Helmets go head to head in study
November 14, 2011
If it’s new, it must be better.
But, playing organized football with 21st-century headgear may offer no more protection against concussion than old fashioned leatherheads.
A study published on Nov. 4 in the Journal of Neurosurgery: Spine, titled “Impact Test Comparison of 20th and 21st Century American Football Helmets,” found that the risk of head injury while wearing vintage leather helmets has not been improved upon by several widely used 21st-century varsity helmets.
Mike Oliver, executive director of the National Operation Committee on Standards for Athletic Equipment, believes the study
is flawed.
“I think it is inaccurate,” Oliver said. “We are in the process of putting together a critique that we are going to send into the Journal of Neurosurgery because [the study] is tremendously misleading.”
This method used in the study differs from the standard test done by the NOCSAE.

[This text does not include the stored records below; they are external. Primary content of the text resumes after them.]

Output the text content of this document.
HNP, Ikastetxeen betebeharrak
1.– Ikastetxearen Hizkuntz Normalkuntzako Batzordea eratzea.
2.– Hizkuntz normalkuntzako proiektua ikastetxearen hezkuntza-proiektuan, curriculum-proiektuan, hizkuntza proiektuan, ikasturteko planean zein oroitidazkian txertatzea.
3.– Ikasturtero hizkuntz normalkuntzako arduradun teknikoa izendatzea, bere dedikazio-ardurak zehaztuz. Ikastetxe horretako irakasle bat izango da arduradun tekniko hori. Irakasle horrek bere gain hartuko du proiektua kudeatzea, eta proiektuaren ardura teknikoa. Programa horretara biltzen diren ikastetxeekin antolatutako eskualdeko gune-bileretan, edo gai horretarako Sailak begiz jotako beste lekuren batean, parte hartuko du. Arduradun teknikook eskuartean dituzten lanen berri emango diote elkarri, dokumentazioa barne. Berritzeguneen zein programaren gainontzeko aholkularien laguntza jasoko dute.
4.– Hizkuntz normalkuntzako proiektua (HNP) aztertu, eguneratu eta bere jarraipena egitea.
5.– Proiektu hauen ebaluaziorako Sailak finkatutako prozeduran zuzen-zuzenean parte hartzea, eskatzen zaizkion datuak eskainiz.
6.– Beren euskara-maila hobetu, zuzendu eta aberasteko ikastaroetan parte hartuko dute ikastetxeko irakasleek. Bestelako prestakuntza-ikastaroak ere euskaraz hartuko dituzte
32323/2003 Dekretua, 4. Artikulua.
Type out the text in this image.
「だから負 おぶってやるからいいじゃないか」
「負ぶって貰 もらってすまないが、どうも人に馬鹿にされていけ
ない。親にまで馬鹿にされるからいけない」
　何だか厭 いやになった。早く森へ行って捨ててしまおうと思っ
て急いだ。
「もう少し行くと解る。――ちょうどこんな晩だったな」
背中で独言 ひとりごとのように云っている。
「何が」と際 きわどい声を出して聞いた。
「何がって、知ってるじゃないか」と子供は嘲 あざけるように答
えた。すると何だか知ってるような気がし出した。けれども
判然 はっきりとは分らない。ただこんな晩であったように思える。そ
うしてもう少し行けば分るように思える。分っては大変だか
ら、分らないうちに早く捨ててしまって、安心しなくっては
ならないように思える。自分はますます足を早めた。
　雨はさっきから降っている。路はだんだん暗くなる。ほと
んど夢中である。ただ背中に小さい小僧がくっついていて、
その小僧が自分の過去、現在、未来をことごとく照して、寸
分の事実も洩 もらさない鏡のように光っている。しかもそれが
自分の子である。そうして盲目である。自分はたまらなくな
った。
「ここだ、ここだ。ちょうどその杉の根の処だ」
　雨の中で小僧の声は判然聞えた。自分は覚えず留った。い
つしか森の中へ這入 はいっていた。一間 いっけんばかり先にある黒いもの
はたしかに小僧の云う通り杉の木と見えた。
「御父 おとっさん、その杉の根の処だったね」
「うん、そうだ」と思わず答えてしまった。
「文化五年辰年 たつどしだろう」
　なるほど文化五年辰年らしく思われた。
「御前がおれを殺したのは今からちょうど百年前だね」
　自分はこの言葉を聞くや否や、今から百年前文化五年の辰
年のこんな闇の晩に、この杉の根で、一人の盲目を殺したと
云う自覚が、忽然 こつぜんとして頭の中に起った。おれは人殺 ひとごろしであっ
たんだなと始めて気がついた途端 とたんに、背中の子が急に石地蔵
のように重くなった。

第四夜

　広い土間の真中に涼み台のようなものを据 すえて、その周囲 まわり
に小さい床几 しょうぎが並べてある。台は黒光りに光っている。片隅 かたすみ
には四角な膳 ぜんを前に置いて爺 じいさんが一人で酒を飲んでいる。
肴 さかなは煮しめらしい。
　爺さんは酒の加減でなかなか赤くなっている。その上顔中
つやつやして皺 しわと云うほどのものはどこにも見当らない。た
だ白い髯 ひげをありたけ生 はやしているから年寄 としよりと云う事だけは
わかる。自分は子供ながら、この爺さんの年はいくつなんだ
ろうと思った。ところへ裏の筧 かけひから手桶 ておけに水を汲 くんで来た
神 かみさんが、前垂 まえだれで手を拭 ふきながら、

The new study, which was conducted by Adam Bartsch, director of Spine Research Laboratory; Edward Benzel, chairman of the Cleveland Clinic Spine Institute; neurosurgeon Vincent Miele and Vikas Prakash, professor of mechanical and aerospace engineering at the Case Western Reserve University, compared the 20th-century and 21st-century helmets in test simulating helmet-to helmet contact.
The authors conducted front, oblique front, lateral, oblique rear and rear head impact tests at 5 meters per second, using helmeted head forms, including head impact forces doses on par with approximately the 95th percentile of helmet-to-helmet hits. The helmeted head forms were attached to a crash-test dummy neck that was bolted to a forced torque transducer. The impacting helmet was the same as the helmet receiving the impact.
“[The researchers] struck a helmet with a helmet, which is not something we do, nor does any helmet standard in the world do,”Oliver said.
NOCSAE controls the standard. The standard test consists of a head form being placed into a helmet and dropped onto a hard surface from 60 inches above, according to Oliver.
In order for a helmet to become certified for sale, it has to earn a “severity index”, which measures the a score of 1200, according to NOCSAE’s Standard Performance Specification for Newly Manufactured Football Helmets. The score measures the severity and type of head injury.
“In order for a company to certify all of its helmets to our standard, they are going to have to average [approximately] 500–600 [severity index],” Oliver said.
The lower the severity index the safer the helmet is.
NOCSAE was formed to commission research directed toward injury reduction, following 32 fatalities in 1968 that resulted from organized football competition.
Although severe head and neck injuries were reduced in the ’70s and ’80s by NOCSAE’s efforts, according to the study, NOCSAE’s severity index threshold is no longer a state-of-the-art injury predictor. Bartsch acknowledged that this information is not new but that he and his colleagues “just reiterated it” in the study.
“There’s no mention of concussion in NOCSAE’s testing,” Bartsch said. “It really has to do with catastrophic skull fracture and brain injury.”
Oliver said NOCSAE had always required helmets to pass its low level impact standards, as well as its high-level standard test.
“We have a 24-inch drop and a 36-inch drop as part of the standard with a different pass fail criteria [than the 60-inch drop],” Oliver said.
Since the football helmet standard was announced in 1970, changes have been made in shell size, the type and amount of padding. Helmet interiors became stiffer and roomier as unsafe models were phased out. The number of different models dropped to 25 in 1992 from 85 in 1992.
Bartsch said he and his team feel very strongly that improvements can be made to the standard.
“Until science comes up with a new or different threshold for head injuries, there isn’t a lot of room to make dramatic improvement in the standard as it exists,” Oliver said.
A bill was proposed by New Mexico Sen. Tom Udall and New Jersey Rep. Bill Pascrell, called the Children’s Sports Athletic Equipment Safety Act, on March 16. would give helmet companies nine months to voluntarily improve standards. If the standards still fail proper safety tests, the Consumer Product Safety Commission would be required to set mandatory guidelines.
“I’ve spoken with a number of top researchers in the country who were just dumbfounded that he would do it in the way he did it, and that he would reach the conclusions that he reached, because that is just not the case,” Oliver said.